Ezilenler ve Ezenler Karşıtlığında Bir Dünya 

Teknolojik olarak oldukça gelişmiş Metropolis şehrinde iki farklı toplumsal grup yaşamaktadır. Bir yanda kenti yönetenler öte yanda kenti ayakta tutanlar. Üstsınıf cennetle ifade edilebilecek koşullarda, eğlencenin doruklarında yaşarken, işçi sınıfı gün ışığından yoksun, oldukça kötü koşullarda çalışıyor ve yaşıyor. Kentin yönetimini elinde tutan Joh Fredersen tüm şehri Babel kulesinden elektronik koşullarda izleyen ve her şeyi gören, duyandır. O şehrin tek gücüdür. Filmde Tanrı yoktur. Ancak din olgusu daha çok işçilerin Maria ile bir araya geldikleri kilise ya da katedrale benzer mimari yapı ve kişiselleştirilmiş Maria örneği üzerinde temsil edilir.

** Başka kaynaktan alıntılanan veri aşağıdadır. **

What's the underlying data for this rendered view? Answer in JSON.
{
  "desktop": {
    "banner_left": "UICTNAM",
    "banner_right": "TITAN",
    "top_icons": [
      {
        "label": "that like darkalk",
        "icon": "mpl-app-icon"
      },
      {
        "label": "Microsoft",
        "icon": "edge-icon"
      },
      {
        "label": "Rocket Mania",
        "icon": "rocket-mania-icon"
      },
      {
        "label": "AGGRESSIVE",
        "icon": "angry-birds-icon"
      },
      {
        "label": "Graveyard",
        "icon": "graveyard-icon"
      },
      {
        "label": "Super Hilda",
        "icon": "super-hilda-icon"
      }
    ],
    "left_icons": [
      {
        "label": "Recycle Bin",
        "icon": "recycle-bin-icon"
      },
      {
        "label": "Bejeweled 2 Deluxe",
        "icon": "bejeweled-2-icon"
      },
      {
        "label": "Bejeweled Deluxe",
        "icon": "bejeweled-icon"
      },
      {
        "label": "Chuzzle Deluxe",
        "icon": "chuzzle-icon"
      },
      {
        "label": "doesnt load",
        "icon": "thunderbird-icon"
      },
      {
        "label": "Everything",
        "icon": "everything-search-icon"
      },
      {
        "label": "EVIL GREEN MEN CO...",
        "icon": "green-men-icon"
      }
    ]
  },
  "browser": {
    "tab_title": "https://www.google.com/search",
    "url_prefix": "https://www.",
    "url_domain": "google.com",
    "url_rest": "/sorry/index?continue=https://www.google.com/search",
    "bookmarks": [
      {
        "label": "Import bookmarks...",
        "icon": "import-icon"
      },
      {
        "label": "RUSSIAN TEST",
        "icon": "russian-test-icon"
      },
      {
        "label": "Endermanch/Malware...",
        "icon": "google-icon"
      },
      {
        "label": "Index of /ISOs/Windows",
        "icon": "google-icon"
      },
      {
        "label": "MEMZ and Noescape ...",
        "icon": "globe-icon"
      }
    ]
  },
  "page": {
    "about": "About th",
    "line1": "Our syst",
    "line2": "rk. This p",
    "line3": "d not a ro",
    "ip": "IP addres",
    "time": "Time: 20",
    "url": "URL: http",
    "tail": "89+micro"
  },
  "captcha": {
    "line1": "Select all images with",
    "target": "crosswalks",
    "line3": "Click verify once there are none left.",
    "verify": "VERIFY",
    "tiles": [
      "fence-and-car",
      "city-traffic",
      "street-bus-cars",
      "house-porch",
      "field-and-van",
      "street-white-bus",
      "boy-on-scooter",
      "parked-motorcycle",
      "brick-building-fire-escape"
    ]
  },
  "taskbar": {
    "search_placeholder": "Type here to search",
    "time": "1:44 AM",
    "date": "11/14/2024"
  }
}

Film 10 Ocak 1927 tarihinde ilk kez Berlin’de izleyici karşısına çıkar. Alman sinema tarihinin bu döneme kadar çektiği en pahalı bütçeli filmdir. Metropolis Unesco’nun belirlediği kültür mirası olarak 1994 yılında düzenlenmiş haliyle koruma altına alınmıştır.

Joh’un oğlu Freder kuş sütü eksik elit köşkünde, tesadüf eseri işçiler arasında iyiliği ile mitleşmiş, işçilerin zor koşullarında tek dayanakları olan Maria ile karşılaşır ve böylece şehrin altındaki yoksul işçi sınıfının yaşamından haberdar olur. Babil kulesinden her şeyi gören baba Joh Freder Maria’nın işçiler üzerindeki etkisinden yararlanmaya karar verir.

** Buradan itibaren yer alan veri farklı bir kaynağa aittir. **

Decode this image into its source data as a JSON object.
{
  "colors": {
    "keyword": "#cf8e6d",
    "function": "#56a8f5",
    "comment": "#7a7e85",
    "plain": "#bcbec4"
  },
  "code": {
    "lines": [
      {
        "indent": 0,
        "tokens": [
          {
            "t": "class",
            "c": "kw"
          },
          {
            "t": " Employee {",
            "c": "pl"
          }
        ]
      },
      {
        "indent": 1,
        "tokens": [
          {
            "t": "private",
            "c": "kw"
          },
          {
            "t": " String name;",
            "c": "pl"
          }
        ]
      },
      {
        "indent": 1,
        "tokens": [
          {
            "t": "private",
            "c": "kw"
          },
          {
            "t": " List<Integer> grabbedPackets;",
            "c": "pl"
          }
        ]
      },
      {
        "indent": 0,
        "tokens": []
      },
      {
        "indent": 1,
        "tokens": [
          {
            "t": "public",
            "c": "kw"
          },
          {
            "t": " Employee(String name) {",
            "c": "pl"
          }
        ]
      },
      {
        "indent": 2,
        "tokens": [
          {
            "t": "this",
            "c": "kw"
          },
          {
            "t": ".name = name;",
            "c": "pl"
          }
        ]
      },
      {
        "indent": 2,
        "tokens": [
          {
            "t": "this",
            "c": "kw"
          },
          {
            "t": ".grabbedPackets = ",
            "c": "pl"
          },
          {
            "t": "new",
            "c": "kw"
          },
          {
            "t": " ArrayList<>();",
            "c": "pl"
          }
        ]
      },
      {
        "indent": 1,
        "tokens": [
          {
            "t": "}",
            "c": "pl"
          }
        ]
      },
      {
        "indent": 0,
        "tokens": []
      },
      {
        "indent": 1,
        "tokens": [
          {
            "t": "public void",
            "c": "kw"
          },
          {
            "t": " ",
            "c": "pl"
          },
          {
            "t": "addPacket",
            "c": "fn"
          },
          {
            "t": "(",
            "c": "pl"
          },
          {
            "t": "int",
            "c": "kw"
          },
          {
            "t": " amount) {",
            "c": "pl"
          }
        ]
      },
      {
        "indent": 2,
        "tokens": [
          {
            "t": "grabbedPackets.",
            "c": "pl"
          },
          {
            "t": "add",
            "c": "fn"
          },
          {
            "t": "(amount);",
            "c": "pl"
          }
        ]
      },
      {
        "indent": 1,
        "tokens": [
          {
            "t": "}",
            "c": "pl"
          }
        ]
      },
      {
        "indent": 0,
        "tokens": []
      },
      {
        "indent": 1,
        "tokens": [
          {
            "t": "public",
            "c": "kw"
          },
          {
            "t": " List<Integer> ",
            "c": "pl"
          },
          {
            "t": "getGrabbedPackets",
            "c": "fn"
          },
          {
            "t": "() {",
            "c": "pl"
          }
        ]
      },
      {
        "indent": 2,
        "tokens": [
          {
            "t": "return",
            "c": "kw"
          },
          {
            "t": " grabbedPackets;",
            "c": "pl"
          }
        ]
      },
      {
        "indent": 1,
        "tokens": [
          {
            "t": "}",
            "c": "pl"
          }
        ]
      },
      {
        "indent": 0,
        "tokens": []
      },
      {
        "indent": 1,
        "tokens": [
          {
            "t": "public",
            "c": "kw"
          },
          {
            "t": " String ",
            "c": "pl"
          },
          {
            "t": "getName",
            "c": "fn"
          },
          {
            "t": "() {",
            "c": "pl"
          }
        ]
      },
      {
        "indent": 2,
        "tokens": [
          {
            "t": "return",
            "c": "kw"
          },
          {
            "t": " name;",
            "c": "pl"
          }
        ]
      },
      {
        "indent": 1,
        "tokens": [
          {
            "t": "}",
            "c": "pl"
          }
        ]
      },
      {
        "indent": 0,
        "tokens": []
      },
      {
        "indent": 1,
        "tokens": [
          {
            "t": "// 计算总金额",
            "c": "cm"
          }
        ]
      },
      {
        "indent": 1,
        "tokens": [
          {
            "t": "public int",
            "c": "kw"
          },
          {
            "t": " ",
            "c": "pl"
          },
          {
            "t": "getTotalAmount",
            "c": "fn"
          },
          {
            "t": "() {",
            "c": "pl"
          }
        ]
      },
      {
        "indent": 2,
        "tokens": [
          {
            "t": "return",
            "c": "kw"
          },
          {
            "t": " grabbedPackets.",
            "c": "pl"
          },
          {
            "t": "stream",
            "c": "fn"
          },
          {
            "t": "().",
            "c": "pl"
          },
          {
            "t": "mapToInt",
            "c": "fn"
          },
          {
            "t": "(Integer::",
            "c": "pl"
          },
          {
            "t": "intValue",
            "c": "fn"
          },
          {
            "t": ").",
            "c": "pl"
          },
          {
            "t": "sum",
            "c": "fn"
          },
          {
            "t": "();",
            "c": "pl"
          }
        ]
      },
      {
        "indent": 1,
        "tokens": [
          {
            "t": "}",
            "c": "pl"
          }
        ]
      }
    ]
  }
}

Uzun yıllardır dargın olduğu biliminsanı Rotwang’tan yardım ister ve Rotwang ile yapacağı robotun Maria’ya benzemesi yönünde uzlaşır. Joh Maria’yı gerçek Maria yerine kullanarak işçileri kontrolüne almayı amaçlar ve robot Maria işçileri kışkırtarak bir ayaklanmaya öncülük eder. Bu ayaklanma sonucu şehrin kalbi olarak nitelendirilen merkezî makine patlar ve işçilerin kaldığı bölge sular altında kalır, böylece işçiler ve çocukları ölüm tehlikesiyle karşı karşıya kalır. Gerçek Maria, işçi çocuklarını boğulmaktan kurtarıp, bitap düşerken, işçiler çocukları ve kendilerinin yaşamlarını tehlikeye atan ve ayaklanmayı körüklediğini düşündükleri robot Maria’ya karşı öfkelerini yönlendirirler. Bu ayaklanma ile kırdıkları, tahrip ettikleri şehrin kalbi olan makinenin yaşadıkları şehir için hayati önemini anlarlar. Bu kez kenti yöneten üstsınıf ile kenti ayakta tutan altsınıf arasında korunması adına ortak bir mücadele alanı oluşur. 

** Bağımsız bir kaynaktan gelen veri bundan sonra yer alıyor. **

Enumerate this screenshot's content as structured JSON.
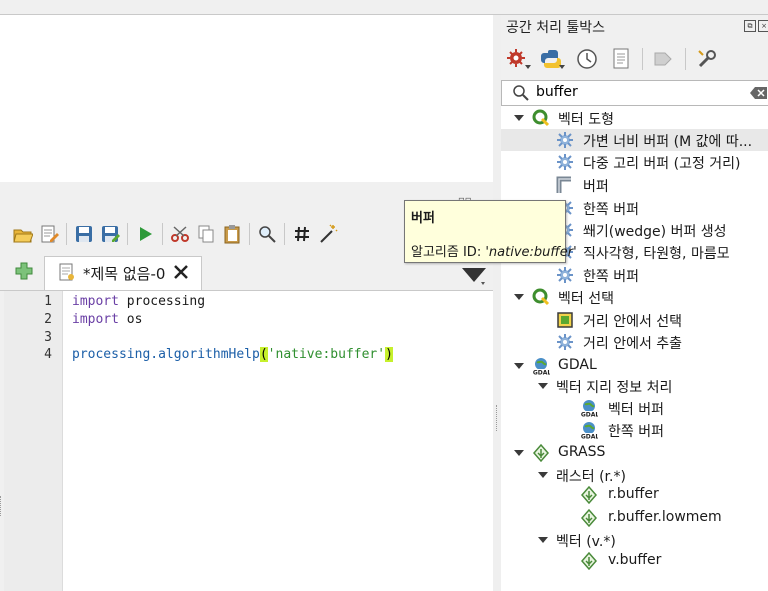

Sonuç olarak kenti yönetenler (beyin) ile kenti ayakta tutanlar (eller) arasında köprüyü Maria (kalp) kurar. Maria’nın kaygıları sonuç bulur, şehri huzura kavuşturacak iki farklı sınıfı bir araya getirecek koşullar yaratılır.

Fritz Lang’ın Metropolis filminde toplumsal düzen Marksist ideolojinin temelini oluşturan sınıflar arası çelişkiye dayanır. Filmde sınıfsal farklılık vurgusuna karşın işçilerin isyanı ve filmin önerdiği çözüme bakıldığında önemli çelişkiler olduğu görülür. Bir yandan Marksist ideolojiye yaslanan bir tez, diğer yandan tam o düşüncenin karşıtı uylaşımcı bir anlayış film boyunca işlenir. İşçilerin kötü yaşam koşulları sanki aracı ve şehrin kalbi olan makinenin anlaşılması ile çözümlenir. Bu filmde çıkış noktası sınıf çatışması olsa da işçilerin kaybedecek bir şeyleri vardır o da çocukları… Oysa film boyunca işlenen karşıtlık işçileri yutan makineler, yerin altında, mağaraya benzer yerlerde, tek tip kıyafetler ve ritmik hareketleriyle kapitalizmin ve iktidarın adeta kölesi haline getirilmiş işçilerin hem kendilerine hem makinelere yabancılaşmış dünyalarının tam karşısında yukarda yüksek gökdelenler, uçan arabalar, kenti bölen trenler, kuşların, çiçeklerin, doğanın, güneşin alabildiğine parıldadığı bir dünyada yaşayan insanlar vardır ve bu karşıtlığa karşı işçilerin isyanı onların kurtuluşundan ziyade sınıflar arasında bir uzlaşma ve simgesel bir devrim önerisi ile son bulur.

Sonuç olarak Fritz Lang’ın Metropolis’i estetik dili, mizansen ve teknik bakımdan eleştirmenlerce göklere çıkarılır ve dışavurumcu Alman sinemasının genel olarak karamsar, kaderci, içedönük ve geleceğe güvensiz bireylerin korku dolu yaşamlarına alternatif sunmadan çaresizliği öne çıkaran filmlerinin karşısında Metropolis sınıfsal bir tema üzerinden ilerler. İşçi ve işverenler, halk ve iktidar arasındaki derin uçurumu görünür kılar ve işçilerin/halkın isyanıyla adaletsiz sistemin sorgulanmasına olanak sağlar.